Quick answer
A hybrid set with fills every 3 weeks runs roughly $1,900–$3,500 a year once you add tips and aftercare (about $156/month). A DIY cluster kit plus a growth serum costs around $570/year - a saving of roughly 70%.
The quick answer - what extensions really cost per year
Most cost guides quote a single full-set price and stop there. The real number is the full set plus 16–25 fills, tips on every visit, the odd professional removal and your aftercare products. For a typical hybrid set on a 3-week cadence that adds up to about $1,900–$3,500 a year. Classic is lower (~$1,200–$2,000) and mega volume can clear $4,000, according to 2026 Lash Affair and ProLash data.
How to use the calculator
Pick your lash type to auto-fill 2026 full-set and fill prices, then edit them to match your salon. Set how often you refill, your usual tip, and whether to include aftercare. The tool totals your true annual and monthly cost, your cost per visit, and how much a DIY cluster kit plus growth serum would save you over the same year.
How we calculate the cost (the formula)
Your first appointment is the full set; every appointment after that is a cheaper fill. Tips apply to the service total, and the DIY column is simply your refresh kits plus an annualized serum:
fillsPerYear = floor(52 / fillFrequencyWeeks) - 1
tipTotal = tip% × (fullSetPrice + fillsPerYear × fillPrice)
salonAnnual = fullSetPrice + fillsPerYear × fillPrice
+ removals × removalCost + tipTotal + aftercare
diyAnnual = diyKitsPerYear × diyKitCost + serumCostPerYear
annualSavings = salonAnnual − diyAnnualWorked example (hybrid, 3-week fills): 16 fills, so salonAnnual = $225 + 16 × $80 + $40 + $270.90 tip + $60 aftercare = $1,875.90. DIY = 12 × $35 + $150 = $570, saving $1,305.90 (about 70%).
Lash type price comparison
Classic is the most affordable look ($120–$200 full set, ~$50–$80 fills); hybrid mixes classic and volume lashes ($150–$300 set, $65–$100 fills); volume builds fuller fans (~$300 set, ~$100 fills); and mega volume is the most dramatic and the most expensive ($300–$500+ set, $120–$175 fills). Heavier styles also tend to need slightly more frequent fills, which compounds the yearly total.
How often do you need fills?
Every 2–3 weeks. Your natural lashes shed on their own cycle and take the attached extensions with them, so a fill replaces what you have lost since the last visit.

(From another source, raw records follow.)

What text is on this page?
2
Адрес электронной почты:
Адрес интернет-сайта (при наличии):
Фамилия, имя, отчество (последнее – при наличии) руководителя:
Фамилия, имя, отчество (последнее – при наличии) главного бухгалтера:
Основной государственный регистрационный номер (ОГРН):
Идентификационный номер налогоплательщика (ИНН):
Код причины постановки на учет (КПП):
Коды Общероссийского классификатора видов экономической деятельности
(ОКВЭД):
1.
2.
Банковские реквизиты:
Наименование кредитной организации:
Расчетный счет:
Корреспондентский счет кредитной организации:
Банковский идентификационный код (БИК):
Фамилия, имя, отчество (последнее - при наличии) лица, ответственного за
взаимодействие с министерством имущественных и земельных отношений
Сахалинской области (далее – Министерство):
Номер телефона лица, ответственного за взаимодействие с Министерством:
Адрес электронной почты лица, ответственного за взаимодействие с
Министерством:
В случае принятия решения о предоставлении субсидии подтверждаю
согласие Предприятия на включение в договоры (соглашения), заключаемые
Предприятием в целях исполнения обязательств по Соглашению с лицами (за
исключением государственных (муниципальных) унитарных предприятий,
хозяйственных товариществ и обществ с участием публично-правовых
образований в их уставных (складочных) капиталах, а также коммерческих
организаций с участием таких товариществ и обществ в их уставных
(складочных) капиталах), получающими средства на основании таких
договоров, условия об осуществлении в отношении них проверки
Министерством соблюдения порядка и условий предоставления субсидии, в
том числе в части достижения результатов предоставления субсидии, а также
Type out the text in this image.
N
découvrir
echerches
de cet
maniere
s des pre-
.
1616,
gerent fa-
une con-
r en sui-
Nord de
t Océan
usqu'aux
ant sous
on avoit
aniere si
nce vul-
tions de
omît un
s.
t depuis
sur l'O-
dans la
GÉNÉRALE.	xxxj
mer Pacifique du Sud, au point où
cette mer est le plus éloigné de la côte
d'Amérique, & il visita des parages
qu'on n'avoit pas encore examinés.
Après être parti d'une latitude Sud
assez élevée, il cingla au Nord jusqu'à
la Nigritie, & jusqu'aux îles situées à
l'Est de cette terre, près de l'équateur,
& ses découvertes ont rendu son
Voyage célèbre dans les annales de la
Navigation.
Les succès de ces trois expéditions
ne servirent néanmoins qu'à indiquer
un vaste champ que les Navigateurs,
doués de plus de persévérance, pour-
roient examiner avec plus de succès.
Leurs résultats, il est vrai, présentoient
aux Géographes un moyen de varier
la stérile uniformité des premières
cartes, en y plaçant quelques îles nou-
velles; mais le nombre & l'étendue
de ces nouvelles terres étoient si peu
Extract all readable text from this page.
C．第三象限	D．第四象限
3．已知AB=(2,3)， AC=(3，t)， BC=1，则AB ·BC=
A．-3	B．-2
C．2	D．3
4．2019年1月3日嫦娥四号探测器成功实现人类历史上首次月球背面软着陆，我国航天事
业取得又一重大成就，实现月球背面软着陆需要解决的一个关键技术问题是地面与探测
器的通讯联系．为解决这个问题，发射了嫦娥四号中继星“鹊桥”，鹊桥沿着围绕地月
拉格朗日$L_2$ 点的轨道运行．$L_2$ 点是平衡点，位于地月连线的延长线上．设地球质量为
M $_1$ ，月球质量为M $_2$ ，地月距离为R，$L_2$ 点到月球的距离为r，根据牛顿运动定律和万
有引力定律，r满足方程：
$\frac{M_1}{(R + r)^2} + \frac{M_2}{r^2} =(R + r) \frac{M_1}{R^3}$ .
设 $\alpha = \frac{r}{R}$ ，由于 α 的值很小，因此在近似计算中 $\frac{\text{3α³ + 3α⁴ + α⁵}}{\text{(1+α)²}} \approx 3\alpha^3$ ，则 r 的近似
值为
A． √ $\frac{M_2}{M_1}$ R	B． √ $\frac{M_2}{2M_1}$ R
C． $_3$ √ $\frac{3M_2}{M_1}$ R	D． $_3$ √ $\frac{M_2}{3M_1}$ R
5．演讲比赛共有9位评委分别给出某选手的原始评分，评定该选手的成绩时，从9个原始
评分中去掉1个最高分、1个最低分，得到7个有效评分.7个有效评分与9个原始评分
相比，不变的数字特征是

That works out to roughly 16–25 fills a year and 17–37 hours in the salon chair - time, not just money, that the DIY route gives back.
The cheaper alternative - DIY lash kits and growth serums
DIY cluster kits (Pawotence, Yawamica, AMZGIRL, Newcally) run about $15–$40 including bond, seal and applicator, and last days at a time. Buy one refresh kit a month and you are around $400–$570 a year. Growth serums like GrandeLASH-MD ($36) or Babe Lash ($50) grow your own lashes over 4–6 weeks and annualize to roughly $150 - a fraction of extension spend, though the result is natural length rather than instant drama.
When DIY is NOT worth it
If you have an important stretch of events, struggle with a steady hand, or simply value the polished, two-hour-free result of a pro set, the salon can be worth the premium. DIY clusters take practice, do not last as long as professional extensions, and a serum needs weeks of consistent use before you see growth. The savings are real, but so is the trade-off in effort and instant payoff.